Sube a la ruta que estaba a la vuelta de la esquina. Son ya las 7:30 am y sigue recorriendo la ciudad, van de un hospital a otro recogiendo a pacientes. En el recorrido le pasan un listado para que él y las demás personas adultas mayores anoten sus datos, «imagínese, en un carro en movimiento, con gafas, con tapabocas, con la careta, sin ver bien, algunas personas con los bastones y tener que llenar una lista, que además tiene la letra pequeña.
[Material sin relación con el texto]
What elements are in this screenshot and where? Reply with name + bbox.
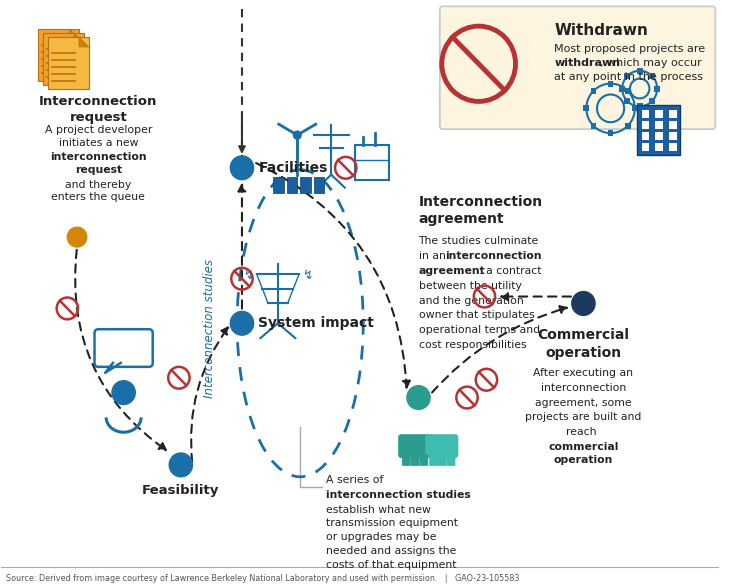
FancyBboxPatch shape xyxy=(642,121,650,129)
Text: System impact: System impact xyxy=(258,316,374,331)
Text: withdrawn: withdrawn xyxy=(554,58,620,68)
Text: interconnection studies: interconnection studies xyxy=(326,490,471,500)
Text: projects are built and: projects are built and xyxy=(525,413,642,423)
FancyBboxPatch shape xyxy=(420,454,428,466)
FancyBboxPatch shape xyxy=(637,103,642,110)
Text: agreement, some: agreement, some xyxy=(535,397,632,407)
Text: operational terms and: operational terms and xyxy=(419,325,539,335)
Circle shape xyxy=(67,227,87,247)
Text: ↯: ↯ xyxy=(243,269,254,282)
FancyBboxPatch shape xyxy=(273,177,283,193)
FancyBboxPatch shape xyxy=(583,105,589,111)
FancyBboxPatch shape xyxy=(642,110,650,118)
Text: Source: Derived from image courtesy of Lawrence Berkeley National Laboratory and: Source: Derived from image courtesy of L… xyxy=(6,574,519,583)
FancyBboxPatch shape xyxy=(649,98,655,104)
FancyBboxPatch shape xyxy=(655,143,663,151)
Circle shape xyxy=(230,311,254,335)
FancyBboxPatch shape xyxy=(669,121,676,129)
FancyBboxPatch shape xyxy=(591,123,596,129)
FancyBboxPatch shape xyxy=(48,37,89,88)
FancyBboxPatch shape xyxy=(429,454,438,466)
FancyBboxPatch shape xyxy=(669,132,676,140)
Circle shape xyxy=(407,386,430,410)
Circle shape xyxy=(230,156,254,180)
Text: interconnection: interconnection xyxy=(445,251,542,261)
Text: Interconnection studies: Interconnection studies xyxy=(204,259,217,398)
FancyBboxPatch shape xyxy=(440,6,716,129)
Text: ↯: ↯ xyxy=(302,269,312,282)
FancyBboxPatch shape xyxy=(655,132,663,140)
FancyBboxPatch shape xyxy=(286,177,297,193)
Text: and thereby
enters the queue: and thereby enters the queue xyxy=(52,180,145,203)
Circle shape xyxy=(112,381,135,404)
Text: interconnection
request: interconnection request xyxy=(50,152,147,175)
Circle shape xyxy=(572,292,595,315)
Text: at any point in the process: at any point in the process xyxy=(554,71,703,81)
Text: A project developer
initiates a new: A project developer initiates a new xyxy=(44,125,152,148)
Text: in an: in an xyxy=(419,251,449,261)
FancyBboxPatch shape xyxy=(411,454,420,466)
FancyBboxPatch shape xyxy=(649,73,655,79)
Text: costs of that equipment: costs of that equipment xyxy=(326,560,457,570)
FancyBboxPatch shape xyxy=(398,434,431,458)
FancyBboxPatch shape xyxy=(608,81,613,87)
FancyBboxPatch shape xyxy=(632,105,638,111)
FancyBboxPatch shape xyxy=(655,121,663,129)
FancyBboxPatch shape xyxy=(637,105,681,155)
Text: Interconnection
request: Interconnection request xyxy=(39,96,158,124)
FancyBboxPatch shape xyxy=(619,86,625,91)
FancyBboxPatch shape xyxy=(314,177,324,193)
FancyBboxPatch shape xyxy=(642,132,650,140)
FancyBboxPatch shape xyxy=(625,73,630,79)
FancyBboxPatch shape xyxy=(43,33,84,84)
Text: and the generation: and the generation xyxy=(419,295,523,305)
Circle shape xyxy=(293,131,301,139)
FancyBboxPatch shape xyxy=(608,130,613,136)
FancyBboxPatch shape xyxy=(591,88,596,94)
FancyBboxPatch shape xyxy=(625,98,630,104)
FancyBboxPatch shape xyxy=(669,143,676,151)
FancyBboxPatch shape xyxy=(425,434,458,458)
Text: After executing an: After executing an xyxy=(534,368,633,378)
Text: reach: reach xyxy=(566,427,600,437)
Text: establish what new: establish what new xyxy=(326,505,431,515)
Text: between the utility: between the utility xyxy=(419,281,522,291)
Text: The studies culminate: The studies culminate xyxy=(419,236,539,246)
Text: owner that stipulates: owner that stipulates xyxy=(419,311,534,321)
Text: A series of: A series of xyxy=(326,475,384,485)
Text: Facilities: Facilities xyxy=(258,161,328,175)
FancyBboxPatch shape xyxy=(669,110,676,118)
Text: transmission equipment: transmission equipment xyxy=(326,519,458,529)
FancyBboxPatch shape xyxy=(38,29,79,81)
Polygon shape xyxy=(74,33,84,43)
Polygon shape xyxy=(70,29,79,39)
Text: needed and assigns the: needed and assigns the xyxy=(326,546,457,556)
Text: commercial
operation: commercial operation xyxy=(548,442,619,465)
Text: agreement: agreement xyxy=(419,266,485,276)
Text: , which may occur: , which may occur xyxy=(600,58,702,68)
FancyBboxPatch shape xyxy=(402,454,411,466)
Text: Feasibility: Feasibility xyxy=(142,483,220,497)
FancyBboxPatch shape xyxy=(654,86,660,91)
FancyBboxPatch shape xyxy=(625,88,630,94)
Text: Withdrawn: Withdrawn xyxy=(554,23,648,38)
Text: Most proposed projects are: Most proposed projects are xyxy=(554,44,705,54)
Text: Interconnection
agreement: Interconnection agreement xyxy=(419,195,542,226)
Text: Commercial
operation: Commercial operation xyxy=(537,328,630,360)
FancyBboxPatch shape xyxy=(95,329,152,367)
Text: interconnection: interconnection xyxy=(541,383,626,393)
FancyBboxPatch shape xyxy=(300,177,311,193)
Text: or upgrades may be: or upgrades may be xyxy=(326,532,437,542)
FancyBboxPatch shape xyxy=(438,454,447,466)
FancyBboxPatch shape xyxy=(447,454,455,466)
FancyBboxPatch shape xyxy=(637,68,642,74)
Text: cost responsibilities: cost responsibilities xyxy=(419,340,526,350)
FancyBboxPatch shape xyxy=(625,123,630,129)
Circle shape xyxy=(169,453,192,477)
Polygon shape xyxy=(79,37,89,47)
FancyBboxPatch shape xyxy=(655,110,663,118)
Text: : a contract: : a contract xyxy=(479,266,541,276)
FancyBboxPatch shape xyxy=(642,143,650,151)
Es un absurdo. Para las personas viejas no es fácil. Le dije a la señora lo complicado que resultaba y ella me respondió de forma grosera que pusiera mis datos. Me tuve que quitar la careta para hacerlo, entonces, además de insultado, expuesto al virus por el capricho de una funcionaria».

A las 8:30 am llegamos al hospital San Blas.

– «Ya se tiene que bajar señor», le dice la mujer que acompaña al chofer.
– «¿No vamos al Santa Clara?» pregunta él.
– ¡Tiene que bajar aquí y esperar otra ruta que lo lleve al Santa Clara, nosotros no vamos para allá! responde con tono grosero.

Molesto, cansado y mareado, baja y pregunta a una enfermera por la ruta para ir al hospital Santa Clara, pues le tienen que sacar unas radiografías. Ella habla con la mujer grosera y el conductor, minutos después se acerca a él, le dice que efectivamente debe esperar otra ruta y le señala una que está por arrancar.

– «Buenos días, disculpe», ¿usted va para el Santa Clara? Pregunta «es que llevo desde las 6:30 am de la mañana intentando llegar y he dado ya vueltas por toda la ciudad», él además de puntual es educado y respetuoso.
– «¿Se va a subir o no?» le grita el conductor «¡No tenemos una ruta exprés para usted!».

Intenta respirar y estar tranquilo, no se puede exaltar, las radiografías son por un fuerte dolor en el pecho, pero las reiteradas faltas de respeto, la ausencia de respuestas, la humillación y desprecio acumulados hasta ahora, le hacen gritar al chofer.

– «No sea abusivo, a usted le pagan por hacer este trabajo. Le pregunté de manera respetuosa y usted me responde con tres piedras en la mano. Ya son las 9 de la mañana, estoy en esto de las rutas desde las 6:30, me han paseado por toda la ciudad, nadie me dice nada y ahora usted es grosero conmigo ¡Respéteme!».

Su indignación y rabia, motivan a los demás adultos mayores que también esperaban una respuesta sobre las rutas. Se levantan como pueden. Espantan por un momento ese frío bogotano que últimamente no da tregua, y apoyados con bastones, muletas o desde sus viejas sillas de ruedas, reclaman respeto.

– «No estamos pidiendo nada regalado» gritan unos, «¿Acaso los viejos no valemos nada?» reclaman otros.

Cansado de la falta de respuestas, del maltrato por parte del personal de la Secretaría de la Salud, se va. Le habían dicho que podía acceder a ese servicio de rutas, pero finalmente, por la falta de información precisa y debido al constante irrespeto de las y los funcionarios, se ve sometido a defender su dignidad no accediendo al traslado «ofrecido» previamente. «Los funcionarios nos trataban a los adultos mayores como rebaño, nunca con respeto e información clara». Se retira pero no sin antes consultar con una funcionaria el nombre del funcionario que le contestó de forma altanera, su nombre es Yeferson Farfán, también le saca una foto a él y una de las funcionarias que no le dio información clara en la ruta y no respondía a sus preguntas, con la que había llegado al hospital San Blas.

     

Los hechos sucedieron el 5 de marzo en Bogotá.

Compartimos esta denuncia y preguntamos abiertamente a la Secretaría de Salud:

1. ¿Cuál es la metodología para definir las rutas que transportan a las personas de la tercera edad?

2. ¿Las personas que trabajan en las rutas son funcionarias de la Secretaría de Salud?

3. En la llamada ciudad cuidadora ¿imparten algún tipo de capacitación sobre relacionamiento cuidadoso con las y los usuarios?

4. ¿Por qué no se les da información clara y precisa a las y los usuarios de la Secretaría de Salud?

5. ¿Cuáles son los aspectos de evaluación y seguimiento a las rutas, que adelanta la supervisión de este «servicio»?